We identified elevated mRNA expression of the histone methyltransferase SMYD3 in airway fibroblasts from asthmatics. SMYD3 is integral to cell cycle regulation through interactions with RNA polymerase II and methylation of H3K4 [58]. In addition to gene activation through H3K4 methylation, SMYD3 is capable of gene repression through H2K20 methylation [59], suggesting a complex role for this enzyme. However, although differences in gene expression were seen, we were unable to replicate these findings at the protein level possibly indicating a further level of transcriptional control.

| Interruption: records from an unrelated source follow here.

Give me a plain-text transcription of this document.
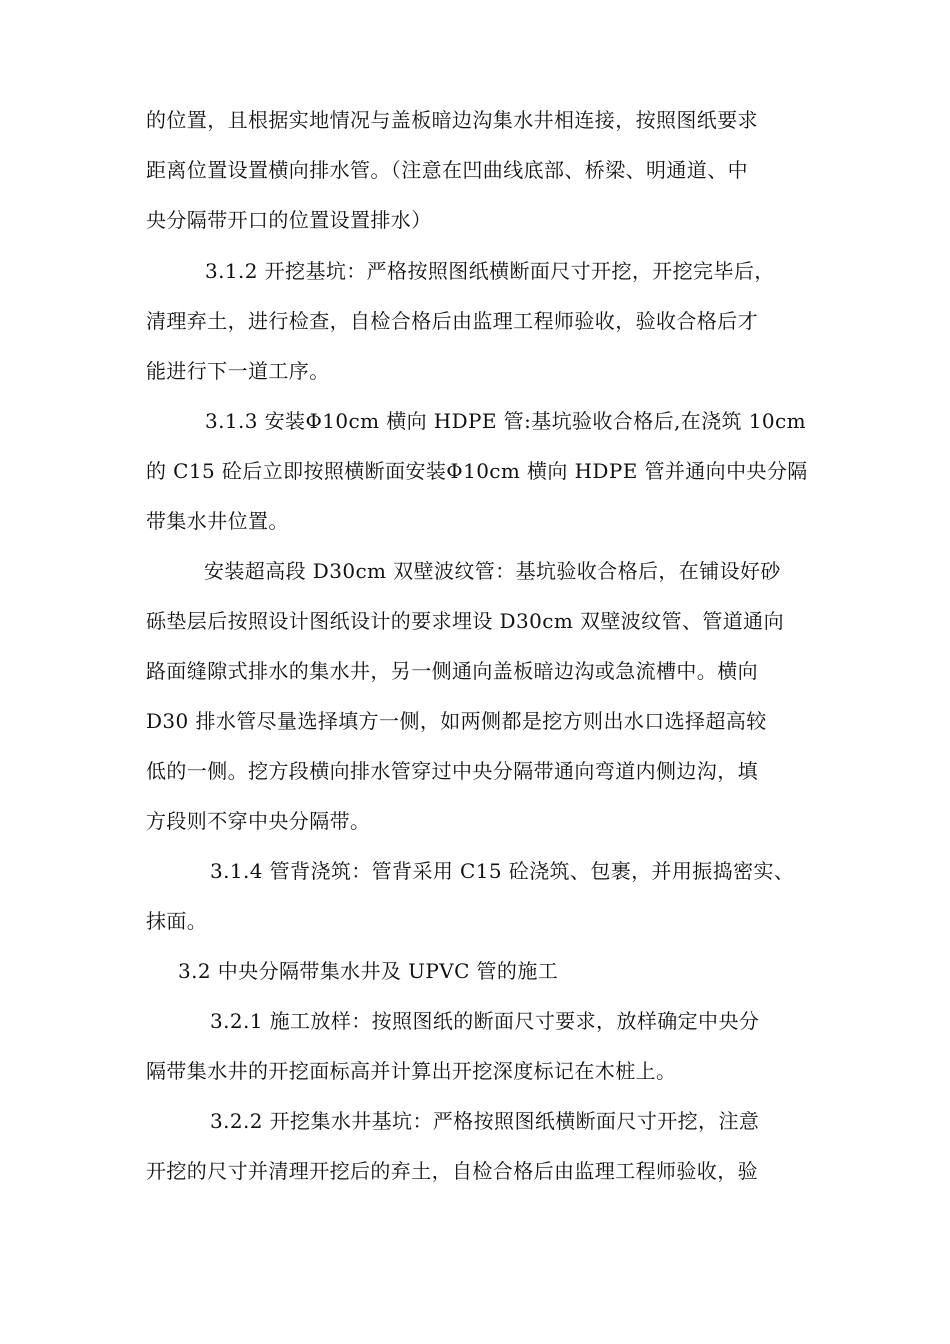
的位置，且根据实地情况与盖板暗边沟集水井相连接，按照图纸要求
距离位置设置横向排水管。（注意在凹曲线底部、桥梁、明通道、中
央分隔带开口的位置设置排水）
3.1.2 开挖基坑：严格按照图纸横断面尺寸开挖，开挖完毕后，
清理弃土，进行检查，自检合格后由监理工程师验收，验收合格后才
能进行下一道工序。
3.1.3 安装Φ10cm 横向 HDPE 管:基坑验收合格后,在浇筑 10cm
的 C15 砼后立即按照横断面安装Φ10cm 横向 HDPE 管并通向中央分隔
带集水井位置。
安装超高段 D30cm 双壁波纹管：基坑验收合格后，在铺设好砂
砾垫层后按照设计图纸设计的要求埋设 D30cm 双壁波纹管、管道通向
路面缝隙式排水的集水井，另一侧通向盖板暗边沟或急流槽中。横向
D30 排水管尽量选择填方一侧，如两侧都是挖方则出水口选择超高较
低的一侧。挖方段横向排水管穿过中央分隔带通向弯道内侧边沟，填
方段则不穿中央分隔带。
3.1.4 管背浇筑：管背采用 C15 砼浇筑、包裹，并用振捣密实、
抹面。
3.2 中央分隔带集水井及 UPVC 管的施工
3.2.1 施工放样：按照图纸的断面尺寸要求，放样确定中央分
隔带集水井的开挖面标高并计算出开挖深度标记在木桩上。
3.2.2 开挖集水井基坑：严格按照图纸横断面尺寸开挖，注意
开挖的尺寸并清理开挖后的弃土，自检合格后由监理工程师验收，验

While we found many cell-specific and some disease specific changes in the enzymes involved in epigenetic modification, there are limitations to our study. We used a cell culture model that does not necessarily represent the complexity of cell – cell interactions known to be integral to airway mucosal homeostasis. However, a cell culture model allowed us to identify differences in the epigenetic modification families in relatively undifferentiated epithelial cells and fibroblasts under controlled conditions. Although we examined gene and protein expression of the epigenetic modifiers associated with asthma, we did not assess the activity of these enzymes, which has been shown to differ in disease. In addition, due to the sample size, we were unable to examine sex differences within our samples. Lastly, we did not look at the targeted epigenentic changes as a result of the differential expression of the epigenetic modifying enzymes and further studies would need to be performed to solidify the functional effects of the cell and disease specific changes we described in our cohort.

Conclusions

In summary, we identified cell-specific variation in gene expression in each of the families of epigenetic modifying enzymes in AECs and airway fibroblasts. These data provide insight into the cell-specific variation in epigenetic regulation which may impact the functions of different cell types. We identified disease specific dysregulation of the histone kinase AURKA in AECs, which may play a role in processes important in the pathogenesis of asthma such as proliferation and inflammation. These findings provide further evidence of the importance of the epigenome in cell development and function.